Pourtant il semblait si aberrant d’accepter pareille information ! N’était-ce pas une fabulation des disciples déçus par la disparition de leur maître ? Oui mais dans ce cas, pourquoi l’avaient-ils inventée ? Dès le début ils furent critiqués, menés au tribunal, flagellés, mis à mort. Leurs familles se déchiraient, ils étaient rejetés des synagogues, surveillés par les Romains qui craignaient une insurrection.
Et en relisant les Actes puis les Lettres suivantes des apôtres, il est tout aussi stupéfiant de constater à quelle vitesse le mystère de Jésus s’est déployé : il n’était pas un prophète condamné et revenu à la vie.
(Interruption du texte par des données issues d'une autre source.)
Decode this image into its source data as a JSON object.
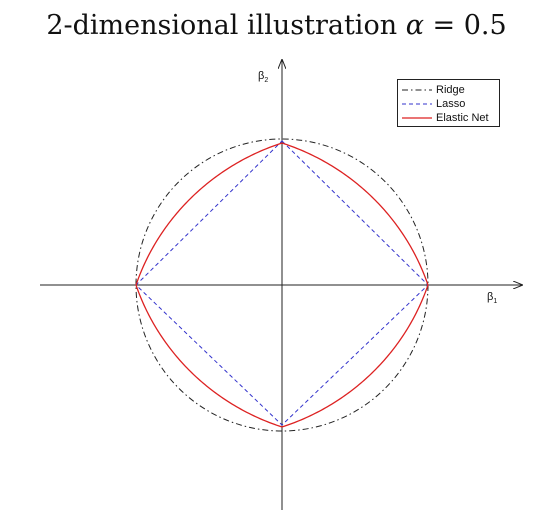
{
  "title": {
    "text": "2-dimensional illustration",
    "alpha_symbol": "α",
    "equals": " = ",
    "alpha_value": "0.5"
  },
  "axes": {
    "x_label": "β",
    "x_sub": "1",
    "y_label": "β",
    "y_sub": "2"
  },
  "legend": {
    "items": [
      {
        "label": "Ridge",
        "color": "#222222",
        "style": "dash-dot"
      },
      {
        "label": "Lasso",
        "color": "#3333cc",
        "style": "dashed"
      },
      {
        "label": "Elastic Net",
        "color": "#dd2222",
        "style": "solid"
      }
    ]
  },
  "chart_data": {
    "type": "line",
    "alpha": 0.5,
    "series": [
      {
        "name": "Ridge",
        "shape": "circle"
      },
      {
        "name": "Lasso",
        "shape": "diamond"
      },
      {
        "name": "Elastic Net",
        "shape": "elastic-net-ball"
      }
    ]
  }
}
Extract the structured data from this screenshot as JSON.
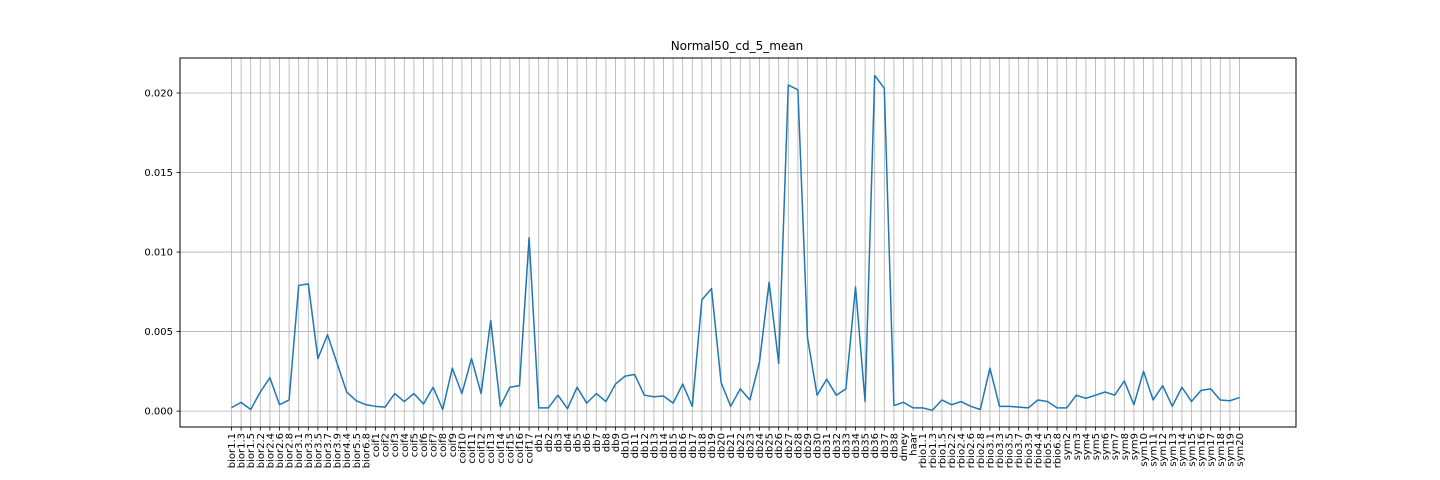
{
  "chart_data": {
    "type": "line",
    "title": "Normal50_cd_5_mean",
    "xlabel": "",
    "ylabel": "",
    "ylim": [
      -0.001,
      0.0222
    ],
    "grid": true,
    "line_color": "#1f77b4",
    "yticks": [
      {
        "value": 0.0,
        "label": "0.000"
      },
      {
        "value": 0.005,
        "label": "0.005"
      },
      {
        "value": 0.01,
        "label": "0.010"
      },
      {
        "value": 0.015,
        "label": "0.015"
      },
      {
        "value": 0.02,
        "label": "0.020"
      }
    ],
    "categories": [
      "bior1.1",
      "bior1.3",
      "bior1.5",
      "bior2.2",
      "bior2.4",
      "bior2.6",
      "bior2.8",
      "bior3.1",
      "bior3.3",
      "bior3.5",
      "bior3.7",
      "bior3.9",
      "bior4.4",
      "bior5.5",
      "bior6.8",
      "coif1",
      "coif2",
      "coif3",
      "coif4",
      "coif5",
      "coif6",
      "coif7",
      "coif8",
      "coif9",
      "coif10",
      "coif11",
      "coif12",
      "coif13",
      "coif14",
      "coif15",
      "coif16",
      "coif17",
      "db1",
      "db2",
      "db3",
      "db4",
      "db5",
      "db6",
      "db7",
      "db8",
      "db9",
      "db10",
      "db11",
      "db12",
      "db13",
      "db14",
      "db15",
      "db16",
      "db17",
      "db18",
      "db19",
      "db20",
      "db21",
      "db22",
      "db23",
      "db24",
      "db25",
      "db26",
      "db27",
      "db28",
      "db29",
      "db30",
      "db31",
      "db32",
      "db33",
      "db34",
      "db35",
      "db36",
      "db37",
      "db38",
      "dmey",
      "haar",
      "rbio1.1",
      "rbio1.3",
      "rbio1.5",
      "rbio2.2",
      "rbio2.4",
      "rbio2.6",
      "rbio2.8",
      "rbio3.1",
      "rbio3.3",
      "rbio3.5",
      "rbio3.7",
      "rbio3.9",
      "rbio4.4",
      "rbio5.5",
      "rbio6.8",
      "sym2",
      "sym3",
      "sym4",
      "sym5",
      "sym6",
      "sym7",
      "sym8",
      "sym9",
      "sym10",
      "sym11",
      "sym12",
      "sym13",
      "sym14",
      "sym15",
      "sym16",
      "sym17",
      "sym18",
      "sym19",
      "sym20"
    ],
    "values": [
      0.00022,
      0.00055,
      0.0001,
      0.0012,
      0.0021,
      0.0004,
      0.0007,
      0.0079,
      0.008,
      0.0033,
      0.0048,
      0.003,
      0.0012,
      0.00065,
      0.0004,
      0.0003,
      0.00025,
      0.0011,
      0.0006,
      0.0011,
      0.00045,
      0.0015,
      0.0001,
      0.0027,
      0.0011,
      0.0033,
      0.0011,
      0.0057,
      0.0003,
      0.0015,
      0.0016,
      0.0109,
      0.0002,
      0.0002,
      0.001,
      0.00015,
      0.0015,
      0.0005,
      0.0011,
      0.0006,
      0.0017,
      0.0022,
      0.0023,
      0.001,
      0.0009,
      0.00095,
      0.0005,
      0.0017,
      0.0003,
      0.007,
      0.0077,
      0.0018,
      0.0003,
      0.0014,
      0.0007,
      0.0031,
      0.0081,
      0.003,
      0.0205,
      0.0202,
      0.0046,
      0.001,
      0.002,
      0.001,
      0.0014,
      0.0078,
      0.0006,
      0.0211,
      0.0203,
      0.00035,
      0.00055,
      0.0002,
      0.0002,
      5e-05,
      0.0007,
      0.0004,
      0.0006,
      0.0003,
      0.0001,
      0.0027,
      0.0003,
      0.0003,
      0.00025,
      0.0002,
      0.0007,
      0.0006,
      0.0002,
      0.0002,
      0.001,
      0.0008,
      0.001,
      0.0012,
      0.001,
      0.0019,
      0.0004,
      0.0025,
      0.0007,
      0.0016,
      0.0003,
      0.0015,
      0.0006,
      0.0013,
      0.0014,
      0.0007,
      0.00065,
      0.00085
    ]
  }
}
« Jésus, de condition divine, s’est dépouillé…devenant obéissant jusqu’à la mort sur une croix…Et Dieu l’a élevé afin que toute langue proclame que le Seigneur, c’est Jésus-Christ » (Phil 2,06) …
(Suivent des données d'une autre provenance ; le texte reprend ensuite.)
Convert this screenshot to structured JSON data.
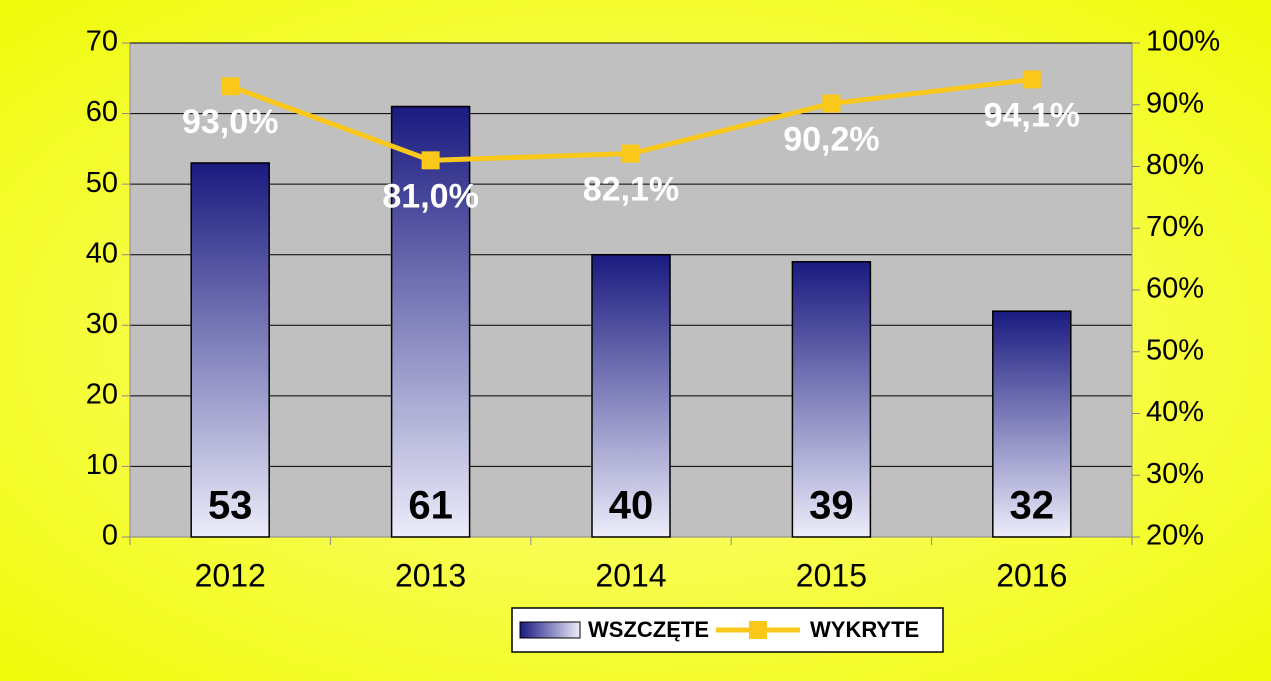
{
  "chart_data": {
    "type": "bar",
    "categories": [
      "2012",
      "2013",
      "2014",
      "2015",
      "2016"
    ],
    "series": [
      {
        "name": "WSZCZĘTE",
        "type": "bar",
        "color": "#1a1a80",
        "values": [
          53,
          61,
          40,
          39,
          32
        ]
      },
      {
        "name": "WYKRYTE",
        "type": "line",
        "axis": "y2",
        "color": "#f9c81b",
        "values": [
          93.0,
          81.0,
          82.1,
          90.2,
          94.1
        ],
        "value_labels": [
          "93,0%",
          "81,0%",
          "82,1%",
          "90,2%",
          "94,1%"
        ]
      }
    ],
    "ylim": [
      0,
      70
    ],
    "yticks": [
      0,
      10,
      20,
      30,
      40,
      50,
      60,
      70
    ],
    "y2lim": [
      20,
      100
    ],
    "y2ticks": [
      {
        "value": 20,
        "label": "20%"
      },
      {
        "value": 30,
        "label": "30%"
      },
      {
        "value": 40,
        "label": "40%"
      },
      {
        "value": 50,
        "label": "50%"
      },
      {
        "value": 60,
        "label": "60%"
      },
      {
        "value": 70,
        "label": "70%"
      },
      {
        "value": 80,
        "label": "80%"
      },
      {
        "value": 90,
        "label": "90%"
      },
      {
        "value": 100,
        "label": "100%"
      }
    ],
    "grid": true,
    "legend": "bottom"
  }
}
« Vous n’êtes qu’un en Jésus-Christ » (Gal 3, 28)…
« Dieu a voulu réunir l’univers entier sous un seul chef, le Christ » (Eph 1, 10)…
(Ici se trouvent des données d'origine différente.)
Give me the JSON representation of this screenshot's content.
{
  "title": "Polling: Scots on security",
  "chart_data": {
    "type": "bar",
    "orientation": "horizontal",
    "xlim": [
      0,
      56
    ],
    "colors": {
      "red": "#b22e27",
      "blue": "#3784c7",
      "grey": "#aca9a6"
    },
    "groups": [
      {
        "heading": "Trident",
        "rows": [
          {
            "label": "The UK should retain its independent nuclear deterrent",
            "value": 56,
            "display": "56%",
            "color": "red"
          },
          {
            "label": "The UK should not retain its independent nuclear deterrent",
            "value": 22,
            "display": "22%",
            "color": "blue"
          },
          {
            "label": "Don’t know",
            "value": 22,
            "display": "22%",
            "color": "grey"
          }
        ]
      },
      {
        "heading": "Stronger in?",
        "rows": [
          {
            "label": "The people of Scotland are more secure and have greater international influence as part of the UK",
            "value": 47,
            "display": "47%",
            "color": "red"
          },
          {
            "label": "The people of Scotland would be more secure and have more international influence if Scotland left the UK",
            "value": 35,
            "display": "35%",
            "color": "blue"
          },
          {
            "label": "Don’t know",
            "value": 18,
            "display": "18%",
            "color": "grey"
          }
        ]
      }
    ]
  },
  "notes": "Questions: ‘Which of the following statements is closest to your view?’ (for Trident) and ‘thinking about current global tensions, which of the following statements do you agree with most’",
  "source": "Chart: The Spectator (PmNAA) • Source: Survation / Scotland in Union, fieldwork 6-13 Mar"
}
Jusqu’ à l’Apocalypse qui se termine par l’appel : « Amen, viens, Seigneur Jésus » (22, 20).
Pour nous faire comprendre comment parvenir à croire sans voir, Jean termine son évangile par le célèbre épisode de Thomas. Celui-ci est le prototype des multitudes infinies qui, comme nous, n’ont pas bénéficié d’une apparition : comment nous instruit-il encore aujourd’hui ?
Le Ressuscité retrouve son Eglise
C’était après la mort de Jésus, le soir du premier jour de la semaine. Les disciples avaient verrouillé les portes du lieu où ils étaient car ils avaient peur des Juifs. Jésus vint et il était là au milieu d’eux.
Complètement sidérés par ce qu’ils viennent de vivre et qui était à mille lieux de ce qu’ils auraient jamais pu imaginer, les disciples cependant ne se sont pas dispersés dans la nature. Ils se sont rassemblés dans une maison, toutes portes closes, la peur au ventre car ils soupçonnent que les autorités sont à leur recherche. Tout à coup le Maitre est présent au milieu d’eux. Pas de fulgurance. Mais c’est bien lui. Il n’était pas là, il n’est pas leur fabrication, il est au milieu. Il devient leur milieu.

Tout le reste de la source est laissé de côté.